Mothers and Fathers Matter believes that having a loving mother and father involved in the lives of children is particularly beneficial to everyone concerned. Many studies testify to this. Here is one:
“The use of data on the proportion of children living in single-parent families and stepfamilies as an indicator of wellbeing may seem unfair and insensitive. Plenty of children in two-parent families are damaged by their parents’ relationships; plenty of children in single-parent and stepfamilies are growing up secure and happy. Nor can the terms ‘single-parent families’ and ‘stepfamilies’ do justice to the many different kinds of family unit that have become common in recent decades. But at the statistical level there is evidence to associate growing up in single-parent families and stepfamilies with greater risk to well-being – including a greater risk of dropping out of school, of leaving home early, of poorer health, of low skills, and of low pay. Furthermore such risks appear to persist even when the substantial effect of increased poverty levels in single-parent families and and stepfamilies with greater risk to well-being – including a greater risk of dropping out of school, of leaving home early, of poorer health, of low skills, and of low pay.”
From: Child Poverty in Perspective: An Overview of Child Wellbeing in Rich Countries UNICEF Report Card 7, 2007 http://www.unicef-irc.org/publications/pdf/rc7_eng.pdf
Here is how two scholars summarise the research in this area.
“There is a growing consensus that having two married parents is the best environment for children.

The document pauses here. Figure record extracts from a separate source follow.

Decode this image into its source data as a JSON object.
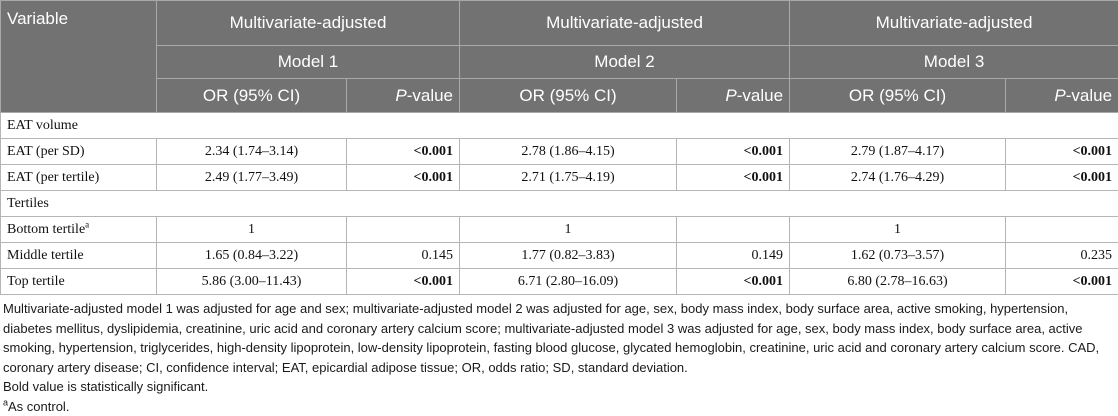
{
  "header": {
    "variable": "Variable",
    "groups": [
      {
        "top": "Multivariate-adjusted",
        "model": "Model 1"
      },
      {
        "top": "Multivariate-adjusted",
        "model": "Model 2"
      },
      {
        "top": "Multivariate-adjusted",
        "model": "Model 3"
      }
    ],
    "or_label": "OR (95% CI)",
    "p_italic": "P",
    "p_suffix": "-value"
  },
  "sections": {
    "eat_volume": "EAT volume",
    "tertiles": "Tertiles"
  },
  "rows": {
    "per_sd": {
      "label": "EAT (per SD)",
      "m1_or": "2.34 (1.74–3.14)",
      "m1_p": "<0.001",
      "m2_or": "2.78 (1.86–4.15)",
      "m2_p": "<0.001",
      "m3_or": "2.79 (1.87–4.17)",
      "m3_p": "<0.001"
    },
    "per_tertile": {
      "label": "EAT (per tertile)",
      "m1_or": "2.49 (1.77–3.49)",
      "m1_p": "<0.001",
      "m2_or": "2.71 (1.75–4.19)",
      "m2_p": "<0.001",
      "m3_or": "2.74 (1.76–4.29)",
      "m3_p": "<0.001"
    },
    "bottom": {
      "label": "Bottom tertile",
      "sup": "a",
      "m1_or": "1",
      "m1_p": "",
      "m2_or": "1",
      "m2_p": "",
      "m3_or": "1",
      "m3_p": ""
    },
    "middle": {
      "label": "Middle tertile",
      "m1_or": "1.65 (0.84–3.22)",
      "m1_p": "0.145",
      "m2_or": "1.77 (0.82–3.83)",
      "m2_p": "0.149",
      "m3_or": "1.62 (0.73–3.57)",
      "m3_p": "0.235"
    },
    "top": {
      "label": "Top tertile",
      "m1_or": "5.86 (3.00–11.43)",
      "m1_p": "<0.001",
      "m2_or": "6.71 (2.80–16.09)",
      "m2_p": "<0.001",
      "m3_or": "6.80 (2.78–16.63)",
      "m3_p": "<0.001"
    }
  },
  "footnotes": {
    "models": "Multivariate-adjusted model 1 was adjusted for age and sex; multivariate-adjusted model 2 was adjusted for age, sex, body mass index, body surface area, active smoking, hypertension, diabetes mellitus, dyslipidemia, creatinine, uric acid and coronary artery calcium score; multivariate-adjusted model 3 was adjusted for age, sex, body mass index, body surface area, active smoking, hypertension, triglycerides, high-density lipoprotein, low-density lipoprotein, fasting blood glucose, glycated hemoglobin, creatinine, uric acid and coronary artery calcium score. CAD, coronary artery disease; CI, confidence interval; EAT, epicardial adipose tissue; OR, odds ratio; SD, standard deviation.",
    "bold": "Bold value is statistically significant.",
    "a_marker": "a",
    "a_text": "As control."
  },
  "colors": {
    "header_bg": "#727272",
    "header_text": "#ffffff",
    "border": "#b5b5b5"
  }
}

Marriage brings not only clear economic benefits but social benefits as well, enabling children to grow up to be more successful than they might otherwise be.”
From: Creating an Opportunity Society by Ron Haskins and Isabel Sawhill, 2009. http://www.brookings.edu/research/books/2009/creatinganopportunitysociety
Note: Research in this area is not directly relevant to the specific debate on families headed by same-sex couples but it is highly relevant to the overall debate about Article 41 of our Constitution which rightly recognises the unique value of the family based on marriage as presently defined in Irish law.